La Cour d’appel de commerce de Casablanca a confirmé, mardi, la décision d’étendre la liquidation judiciaire de la société « Samir » aux biens personnels de ses anciens hauts responsables.

Cette décision vient ainsi confirmer un jugement rendu en première instance, en novembre 2018, le tribunal ayant relevé de nombreuses erreurs à l’encontre des anciens dirigeants dans la gestion de la raffinerie qui fait l’objet d’une liquidation judiciaire depuis 2016.

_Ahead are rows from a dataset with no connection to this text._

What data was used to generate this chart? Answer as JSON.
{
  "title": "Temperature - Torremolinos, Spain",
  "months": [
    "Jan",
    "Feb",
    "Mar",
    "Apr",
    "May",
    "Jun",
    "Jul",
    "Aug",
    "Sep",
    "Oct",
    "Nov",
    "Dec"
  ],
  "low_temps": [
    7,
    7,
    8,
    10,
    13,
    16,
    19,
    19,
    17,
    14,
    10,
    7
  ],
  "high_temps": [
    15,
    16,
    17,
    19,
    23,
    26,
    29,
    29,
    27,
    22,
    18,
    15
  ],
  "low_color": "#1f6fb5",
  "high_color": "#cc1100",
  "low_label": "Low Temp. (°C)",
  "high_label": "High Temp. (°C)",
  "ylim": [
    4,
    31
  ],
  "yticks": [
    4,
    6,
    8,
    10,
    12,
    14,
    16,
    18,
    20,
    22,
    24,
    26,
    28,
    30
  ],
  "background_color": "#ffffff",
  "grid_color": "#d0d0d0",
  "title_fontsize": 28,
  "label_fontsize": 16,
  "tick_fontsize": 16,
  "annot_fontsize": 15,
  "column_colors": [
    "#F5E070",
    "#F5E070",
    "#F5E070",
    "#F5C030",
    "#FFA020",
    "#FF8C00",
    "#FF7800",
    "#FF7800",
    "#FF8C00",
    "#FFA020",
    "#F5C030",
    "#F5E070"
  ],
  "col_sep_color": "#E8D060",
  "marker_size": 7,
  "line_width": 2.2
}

Il s’agit de l’ancien directeur général de la Samir, l’homme d’affaires saoudien Mohamed El Hussein Al Amoudi, de Jamal Baamar en sa qualité de directeur général, et de quatre administrateurs : Bassam Felix Aburdene, Jason Milazzo, Lars Nelson et George Salem. La cour a également confirmé leur interdiction d’exercer toute activité commerciale pendant cinq ans.

Selon le site arabophone Hespress.com, l’extension de la liquidation judiciaire signifie pour ces derniers la perte de tous leurs biens ainsi que ceux de la raffinerie « Samir », qui possède des filiales, des biens immobiliers et des hôtels dans plusieurs villes marocaines. Toutefois, l’application de cette décision rencontre des difficultés, étant donné qu’il s’agit de ressortissants étrangers qui possèdent des biens à l’extérieur du Maroc.

+ L’accumulation des dettes s’élève à plus de 40 milliards de dirhams +

La décision de la cour s’est basée sur l’article 740 du code de commerce qui stipule qu’en cas de redressement ou de liquidation judiciaire d’une société, le tribunal doit ouvrir une procédure de redressement ou de liquidation judiciaire à l’égard de tout dirigeant qui aura, notamment, disposé des biens de la société comme des siens propres.

La justice peut également, en vertu du même article, appliquer cette procédure à l’encontre de tout dirigeant qui, sous le couvert de la société masquant ses agissements, a fait des actes de commerce dans un intérêt personnel ou fait des biens ou du crédit de la société un usage contraire à l’intérêt de celle-ci, à des fins personnelles ou pour favoriser une autre entreprise dans laquelle il était intéressé directement ou indirectement.

Pour rappel, le tribunal de commerce de Casablanca avait décidé en mars 2016 la liquidation judiciaire de la raffinerie qui avait arrêté sa production en août 2015 à cause de l’accumulation de dettes lesquelles se sont élevées à plus de 40 milliards de dirhams.

A ce jour, le syndic judiciaire de la Samir n’a pas encore tranché sur les offres d’acquisition qu’il a reçues de plusieurs sociétés internationales, ce qui pousse les salariés de la société à attirer l’attention sur le sort des équipements de la raffinerie à Mohammédia.